If I don’t care much for light blue, but Kathy picks out the light blue sweater, I instantly love light blue. The light blue sweater is the prettiest of all, it’s clearly better than all the other colors and she will look better than anyone else in the room when she wears it. I want one and I start buying light blue sweaters immediately.
If they knit but don’t crochet, knitting is super cool and crocheting is stupid. If they only buy name brand peanut butter but are OK with store brand jelly, then that must be the best way to eat. If they drink white wine but dark beer, then that’s what we’re drinking.
When I was little and coloring was the highest art form I knew, I proudly told everyone that I colored everything very pale, barely touching the crayon to the Barbie coloring book, because that’s how my sister Reenie colored.
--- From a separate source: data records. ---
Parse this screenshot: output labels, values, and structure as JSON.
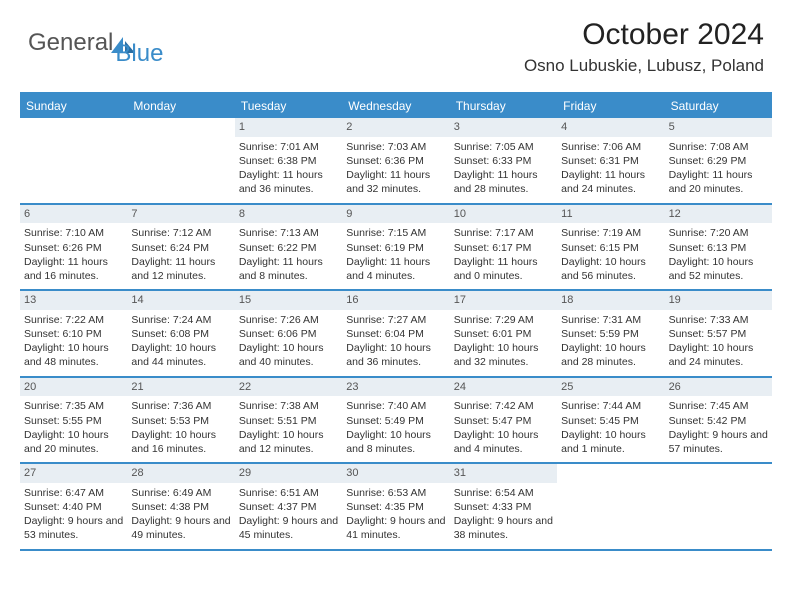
{
  "brand": {
    "part1": "General",
    "part2": "Blue"
  },
  "title": "October 2024",
  "location": "Osno Lubuskie, Lubusz, Poland",
  "colors": {
    "accent": "#3a8cc9",
    "daynum_bg": "#e8eef3",
    "text": "#333333",
    "bg": "#ffffff"
  },
  "day_headers": [
    "Sunday",
    "Monday",
    "Tuesday",
    "Wednesday",
    "Thursday",
    "Friday",
    "Saturday"
  ],
  "weeks": [
    [
      {
        "empty": true
      },
      {
        "empty": true
      },
      {
        "n": "1",
        "sunrise": "7:01 AM",
        "sunset": "6:38 PM",
        "daylight": "11 hours and 36 minutes."
      },
      {
        "n": "2",
        "sunrise": "7:03 AM",
        "sunset": "6:36 PM",
        "daylight": "11 hours and 32 minutes."
      },
      {
        "n": "3",
        "sunrise": "7:05 AM",
        "sunset": "6:33 PM",
        "daylight": "11 hours and 28 minutes."
      },
      {
        "n": "4",
        "sunrise": "7:06 AM",
        "sunset": "6:31 PM",
        "daylight": "11 hours and 24 minutes."
      },
      {
        "n": "5",
        "sunrise": "7:08 AM",
        "sunset": "6:29 PM",
        "daylight": "11 hours and 20 minutes."
      }
    ],
    [
      {
        "n": "6",
        "sunrise": "7:10 AM",
        "sunset": "6:26 PM",
        "daylight": "11 hours and 16 minutes."
      },
      {
        "n": "7",
        "sunrise": "7:12 AM",
        "sunset": "6:24 PM",
        "daylight": "11 hours and 12 minutes."
      },
      {
        "n": "8",
        "sunrise": "7:13 AM",
        "sunset": "6:22 PM",
        "daylight": "11 hours and 8 minutes."
      },
      {
        "n": "9",
        "sunrise": "7:15 AM",
        "sunset": "6:19 PM",
        "daylight": "11 hours and 4 minutes."
      },
      {
        "n": "10",
        "sunrise": "7:17 AM",
        "sunset": "6:17 PM",
        "daylight": "11 hours and 0 minutes."
      },
      {
        "n": "11",
        "sunrise": "7:19 AM",
        "sunset": "6:15 PM",
        "daylight": "10 hours and 56 minutes."
      },
      {
        "n": "12",
        "sunrise": "7:20 AM",
        "sunset": "6:13 PM",
        "daylight": "10 hours and 52 minutes."
      }
    ],
    [
      {
        "n": "13",
        "sunrise": "7:22 AM",
        "sunset": "6:10 PM",
        "daylight": "10 hours and 48 minutes."
      },
      {
        "n": "14",
        "sunrise": "7:24 AM",
        "sunset": "6:08 PM",
        "daylight": "10 hours and 44 minutes."
      },
      {
        "n": "15",
        "sunrise": "7:26 AM",
        "sunset": "6:06 PM",
        "daylight": "10 hours and 40 minutes."
      },
      {
        "n": "16",
        "sunrise": "7:27 AM",
        "sunset": "6:04 PM",
        "daylight": "10 hours and 36 minutes."
      },
      {
        "n": "17",
        "sunrise": "7:29 AM",
        "sunset": "6:01 PM",
        "daylight": "10 hours and 32 minutes."
      },
      {
        "n": "18",
        "sunrise": "7:31 AM",
        "sunset": "5:59 PM",
        "daylight": "10 hours and 28 minutes."
      },
      {
        "n": "19",
        "sunrise": "7:33 AM",
        "sunset": "5:57 PM",
        "daylight": "10 hours and 24 minutes."
      }
    ],
    [
      {
        "n": "20",
        "sunrise": "7:35 AM",
        "sunset": "5:55 PM",
        "daylight": "10 hours and 20 minutes."
      },
      {
        "n": "21",
        "sunrise": "7:36 AM",
        "sunset": "5:53 PM",
        "daylight": "10 hours and 16 minutes."
      },
      {
        "n": "22",
        "sunrise": "7:38 AM",
        "sunset": "5:51 PM",
        "daylight": "10 hours and 12 minutes."
      },
      {
        "n": "23",
        "sunrise": "7:40 AM",
        "sunset": "5:49 PM",
        "daylight": "10 hours and 8 minutes."
      },
      {
        "n": "24",
        "sunrise": "7:42 AM",
        "sunset": "5:47 PM",
        "daylight": "10 hours and 4 minutes."
      },
      {
        "n": "25",
        "sunrise": "7:44 AM",
        "sunset": "5:45 PM",
        "daylight": "10 hours and 1 minute."
      },
      {
        "n": "26",
        "sunrise": "7:45 AM",
        "sunset": "5:42 PM",
        "daylight": "9 hours and 57 minutes."
      }
    ],
    [
      {
        "n": "27",
        "sunrise": "6:47 AM",
        "sunset": "4:40 PM",
        "daylight": "9 hours and 53 minutes."
      },
      {
        "n": "28",
        "sunrise": "6:49 AM",
        "sunset": "4:38 PM",
        "daylight": "9 hours and 49 minutes."
      },
      {
        "n": "29",
        "sunrise": "6:51 AM",
        "sunset": "4:37 PM",
        "daylight": "9 hours and 45 minutes."
      },
      {
        "n": "30",
        "sunrise": "6:53 AM",
        "sunset": "4:35 PM",
        "daylight": "9 hours and 41 minutes."
      },
      {
        "n": "31",
        "sunrise": "6:54 AM",
        "sunset": "4:33 PM",
        "daylight": "9 hours and 38 minutes."
      },
      {
        "empty": true
      },
      {
        "empty": true
      }
    ]
  ],
  "labels": {
    "sunrise": "Sunrise:",
    "sunset": "Sunset:",
    "daylight": "Daylight:"
  }
}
And then one day we were coloring together and she colored dark and I said, “What are you doing?”
“Oh, I color dark now,” she said nonchalantly. Changing your coloring style just on a whim! She was such a rebel. You could almost see the confidence oozing out of her pores.
“Oh, yeah, me too,” I said, quickly covering Barbie’s strapless prom dress with the Cornflower crayon pressed down with all my 80 pounds. How could I be so stupid to color light? Dark is clearly better. It’s so obvious. Idiot!
Having sisters visit is the best way to spend a milestone birthday, too. I didn’t need a cruise or a trip to somewhere exotic. An ego trip with my sisters in my kitchen is enough for me.